DUGAS,B.W. Enfermagem Prática. Rio de Janeiro: Interamericana, 1984.

FERNANDES, R. A. Q. Estudo da influência do processo de enfermagemna qualidade e na quantidade dasanotações no prontuário. São Paulo, 1989. p.108. Tese (Doutorado). Escola de Enfermagem da Universidade de São Paulo.

LOURENÇO,M.R.et al . Análise das anotações da equipe de enfermagem segundo DUGAS. In: 7º Simpósio Brasileiro de Comunicação em Enfermagem, Ribeirão Preto, 2000, Anais. USP/Escola de Enfermagem de Ribeirão Preto, 2000, p.37-41.

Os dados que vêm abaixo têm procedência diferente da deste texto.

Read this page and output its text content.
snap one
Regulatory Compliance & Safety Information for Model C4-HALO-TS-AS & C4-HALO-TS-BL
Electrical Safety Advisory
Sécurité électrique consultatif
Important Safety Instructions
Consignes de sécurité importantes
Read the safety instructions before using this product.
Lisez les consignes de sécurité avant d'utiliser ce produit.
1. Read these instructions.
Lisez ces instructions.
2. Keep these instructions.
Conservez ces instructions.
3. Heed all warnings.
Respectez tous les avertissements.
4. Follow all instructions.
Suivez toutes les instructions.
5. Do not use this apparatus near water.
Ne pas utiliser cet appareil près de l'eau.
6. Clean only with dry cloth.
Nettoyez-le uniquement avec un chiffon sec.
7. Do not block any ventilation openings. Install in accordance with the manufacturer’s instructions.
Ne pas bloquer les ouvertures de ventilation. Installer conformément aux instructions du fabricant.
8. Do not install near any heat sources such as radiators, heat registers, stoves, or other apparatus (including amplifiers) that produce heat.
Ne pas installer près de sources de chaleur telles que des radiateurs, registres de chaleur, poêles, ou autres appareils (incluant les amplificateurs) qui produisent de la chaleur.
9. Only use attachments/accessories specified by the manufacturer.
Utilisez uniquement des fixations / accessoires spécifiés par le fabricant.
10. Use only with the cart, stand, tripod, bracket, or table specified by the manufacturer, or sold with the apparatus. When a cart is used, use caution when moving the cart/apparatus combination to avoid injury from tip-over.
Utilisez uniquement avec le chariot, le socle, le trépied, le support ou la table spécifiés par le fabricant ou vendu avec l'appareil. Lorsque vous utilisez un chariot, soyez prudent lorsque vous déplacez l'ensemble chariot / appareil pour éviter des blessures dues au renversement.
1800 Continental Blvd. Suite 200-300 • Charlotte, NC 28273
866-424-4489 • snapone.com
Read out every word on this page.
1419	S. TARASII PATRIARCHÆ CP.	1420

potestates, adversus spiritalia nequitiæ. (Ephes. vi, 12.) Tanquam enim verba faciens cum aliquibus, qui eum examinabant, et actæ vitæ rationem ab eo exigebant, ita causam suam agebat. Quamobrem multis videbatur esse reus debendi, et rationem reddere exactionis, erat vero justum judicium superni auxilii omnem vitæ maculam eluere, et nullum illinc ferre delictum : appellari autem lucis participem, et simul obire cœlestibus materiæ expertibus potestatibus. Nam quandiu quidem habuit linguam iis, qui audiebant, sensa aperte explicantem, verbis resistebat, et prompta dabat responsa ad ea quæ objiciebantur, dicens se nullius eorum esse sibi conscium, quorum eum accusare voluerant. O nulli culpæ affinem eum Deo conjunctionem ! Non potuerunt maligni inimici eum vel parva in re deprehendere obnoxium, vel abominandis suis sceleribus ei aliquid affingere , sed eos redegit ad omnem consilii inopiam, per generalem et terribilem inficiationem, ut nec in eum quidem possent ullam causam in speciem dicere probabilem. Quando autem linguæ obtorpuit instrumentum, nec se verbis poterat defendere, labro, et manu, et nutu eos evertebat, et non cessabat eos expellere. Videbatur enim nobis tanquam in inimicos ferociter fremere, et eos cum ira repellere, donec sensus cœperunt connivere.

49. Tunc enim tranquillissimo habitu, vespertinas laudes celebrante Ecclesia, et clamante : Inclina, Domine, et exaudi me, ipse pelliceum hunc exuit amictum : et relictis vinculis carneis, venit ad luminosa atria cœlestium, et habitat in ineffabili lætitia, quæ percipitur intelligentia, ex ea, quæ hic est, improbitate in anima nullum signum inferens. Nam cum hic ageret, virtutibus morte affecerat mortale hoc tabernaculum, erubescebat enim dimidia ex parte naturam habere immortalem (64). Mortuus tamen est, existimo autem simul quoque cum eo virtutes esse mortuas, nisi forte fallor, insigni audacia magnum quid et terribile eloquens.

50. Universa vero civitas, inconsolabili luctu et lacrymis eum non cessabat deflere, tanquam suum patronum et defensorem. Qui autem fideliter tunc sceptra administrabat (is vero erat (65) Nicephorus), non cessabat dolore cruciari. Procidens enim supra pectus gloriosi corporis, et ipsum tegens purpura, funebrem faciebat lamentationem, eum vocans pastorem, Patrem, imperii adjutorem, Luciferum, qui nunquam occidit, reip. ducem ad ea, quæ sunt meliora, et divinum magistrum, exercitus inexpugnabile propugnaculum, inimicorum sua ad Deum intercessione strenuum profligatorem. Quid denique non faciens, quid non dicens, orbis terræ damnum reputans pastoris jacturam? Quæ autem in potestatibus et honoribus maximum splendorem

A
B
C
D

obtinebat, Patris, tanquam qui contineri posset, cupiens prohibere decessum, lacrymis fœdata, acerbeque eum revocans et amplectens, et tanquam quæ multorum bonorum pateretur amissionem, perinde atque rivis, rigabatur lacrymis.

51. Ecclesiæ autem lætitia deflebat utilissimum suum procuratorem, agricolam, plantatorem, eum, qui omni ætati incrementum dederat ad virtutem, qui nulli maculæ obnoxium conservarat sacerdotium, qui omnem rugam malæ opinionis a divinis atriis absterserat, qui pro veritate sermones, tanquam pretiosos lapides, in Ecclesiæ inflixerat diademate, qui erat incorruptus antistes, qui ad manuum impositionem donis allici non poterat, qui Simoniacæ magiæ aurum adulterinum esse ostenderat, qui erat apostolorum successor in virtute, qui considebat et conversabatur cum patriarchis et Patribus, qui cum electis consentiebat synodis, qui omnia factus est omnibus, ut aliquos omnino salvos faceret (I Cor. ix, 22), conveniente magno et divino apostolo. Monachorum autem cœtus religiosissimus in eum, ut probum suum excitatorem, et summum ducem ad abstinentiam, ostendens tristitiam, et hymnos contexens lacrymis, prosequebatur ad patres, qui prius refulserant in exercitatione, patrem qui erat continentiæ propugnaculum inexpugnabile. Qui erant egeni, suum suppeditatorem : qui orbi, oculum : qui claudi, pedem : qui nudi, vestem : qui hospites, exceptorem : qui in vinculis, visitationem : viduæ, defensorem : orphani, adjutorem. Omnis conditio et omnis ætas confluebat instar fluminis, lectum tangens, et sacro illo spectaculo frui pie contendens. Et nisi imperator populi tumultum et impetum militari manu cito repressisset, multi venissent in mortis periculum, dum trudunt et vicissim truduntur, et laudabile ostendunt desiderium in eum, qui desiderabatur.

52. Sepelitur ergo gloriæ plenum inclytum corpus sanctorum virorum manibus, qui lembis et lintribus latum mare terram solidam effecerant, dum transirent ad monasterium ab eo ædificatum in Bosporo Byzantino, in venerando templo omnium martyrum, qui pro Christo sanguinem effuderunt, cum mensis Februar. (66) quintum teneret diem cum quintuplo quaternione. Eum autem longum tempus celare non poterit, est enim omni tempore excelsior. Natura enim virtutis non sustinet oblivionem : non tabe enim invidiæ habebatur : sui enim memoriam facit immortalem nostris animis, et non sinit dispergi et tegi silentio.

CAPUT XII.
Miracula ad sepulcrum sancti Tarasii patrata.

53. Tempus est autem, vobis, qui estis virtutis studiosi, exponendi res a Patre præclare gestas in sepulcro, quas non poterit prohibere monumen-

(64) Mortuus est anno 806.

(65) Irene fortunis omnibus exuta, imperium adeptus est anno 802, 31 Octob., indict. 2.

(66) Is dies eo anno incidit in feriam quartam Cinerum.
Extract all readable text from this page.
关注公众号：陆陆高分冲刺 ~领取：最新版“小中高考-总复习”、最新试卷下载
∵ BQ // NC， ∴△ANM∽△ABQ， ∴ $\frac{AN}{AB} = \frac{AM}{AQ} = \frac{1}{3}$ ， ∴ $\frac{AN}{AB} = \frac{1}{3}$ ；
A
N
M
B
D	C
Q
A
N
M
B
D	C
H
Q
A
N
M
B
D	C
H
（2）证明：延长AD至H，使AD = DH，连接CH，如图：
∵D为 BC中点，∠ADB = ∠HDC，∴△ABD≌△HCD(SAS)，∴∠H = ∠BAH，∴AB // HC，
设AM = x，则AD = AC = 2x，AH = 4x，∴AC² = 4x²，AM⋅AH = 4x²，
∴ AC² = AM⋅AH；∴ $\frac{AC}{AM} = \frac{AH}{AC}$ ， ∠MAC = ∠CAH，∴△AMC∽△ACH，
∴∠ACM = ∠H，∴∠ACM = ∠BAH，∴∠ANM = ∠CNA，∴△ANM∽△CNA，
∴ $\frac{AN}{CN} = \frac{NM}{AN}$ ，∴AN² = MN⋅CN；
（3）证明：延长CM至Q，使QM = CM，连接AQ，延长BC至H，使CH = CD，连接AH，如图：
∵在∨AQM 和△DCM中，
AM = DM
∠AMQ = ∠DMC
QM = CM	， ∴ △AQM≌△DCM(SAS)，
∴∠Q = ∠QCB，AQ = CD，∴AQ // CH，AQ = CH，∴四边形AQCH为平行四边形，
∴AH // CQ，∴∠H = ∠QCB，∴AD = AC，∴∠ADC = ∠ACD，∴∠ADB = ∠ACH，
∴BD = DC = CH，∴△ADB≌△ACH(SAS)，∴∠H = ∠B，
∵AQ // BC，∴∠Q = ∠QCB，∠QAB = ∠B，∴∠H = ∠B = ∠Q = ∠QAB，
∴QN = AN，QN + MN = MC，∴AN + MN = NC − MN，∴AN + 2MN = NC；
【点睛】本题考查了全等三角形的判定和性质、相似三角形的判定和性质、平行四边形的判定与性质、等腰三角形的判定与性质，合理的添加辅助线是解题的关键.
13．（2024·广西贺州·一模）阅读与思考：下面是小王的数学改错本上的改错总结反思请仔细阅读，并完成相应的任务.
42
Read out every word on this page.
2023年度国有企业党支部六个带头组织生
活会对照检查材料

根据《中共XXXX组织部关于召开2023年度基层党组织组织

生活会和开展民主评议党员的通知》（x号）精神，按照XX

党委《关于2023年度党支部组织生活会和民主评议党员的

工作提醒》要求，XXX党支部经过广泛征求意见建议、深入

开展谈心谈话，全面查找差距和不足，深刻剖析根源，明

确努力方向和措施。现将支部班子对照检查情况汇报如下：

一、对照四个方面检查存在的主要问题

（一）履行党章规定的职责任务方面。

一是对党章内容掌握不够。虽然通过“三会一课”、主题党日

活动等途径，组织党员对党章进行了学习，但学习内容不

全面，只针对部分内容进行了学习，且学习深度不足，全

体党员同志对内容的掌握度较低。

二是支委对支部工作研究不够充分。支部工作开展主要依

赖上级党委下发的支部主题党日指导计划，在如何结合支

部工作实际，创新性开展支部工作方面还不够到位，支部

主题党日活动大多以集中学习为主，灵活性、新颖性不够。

MATOS,S.S.; CARVALHO, D.V.;STEFANELLI, M.C. Necessidades Humanas Básicas: identificação da necessidade deeducação continuada a partir da análise do conteúdo das anotações de enfermagem. Revista da Esc. Enf. USP, São Paulo, n. 22, v.3, p.299-307, dez.1988.

 

 

Anexo (Roteiro norteador de anotação de enfermagem)

1. Comportamento e observações relativas ao paciente

Nível de consciência / Estado emocional / Integridade da pele e mucosa / Hidratação / Aceitação de dieta

Manutenção venóclise / Movimentação / Eliminação / Presença de cateteres e drenos

2. Cuidados prestados aos pacientes prescritos ou não pelo enfermeiro

Mudança de decúbito / Banho / Curativos / Retirada de drenos, etc

3. Medidas prescritas pelo médico e prestadas pela enfermagem

Repouso / Sentar fora do leito/ Trendelemburg / Uso de colete/faixas / Recusa de medicação ou tratamento

4. Respostas específicas do paciente a terapia e assistência

Alterações do quadro clínico / Sinais e sintomas

Alterações de sinais vitais / Intercorrências / Providências / Resultados

5. Medidas terapêuticas executadas pelos membros da equipe

Passagem de intracath / Visita médica especializada ( avaliações)

Atendimento fisioterapeuta e da nutricionista

6. Orientações educativas

De alimentação / Atividade física / Uso de medicações / Cuidados em casa.

7. Outros fatos relevantes ( de qualquer natureza ) referidos pelo paciente ou percebido pelo profissional.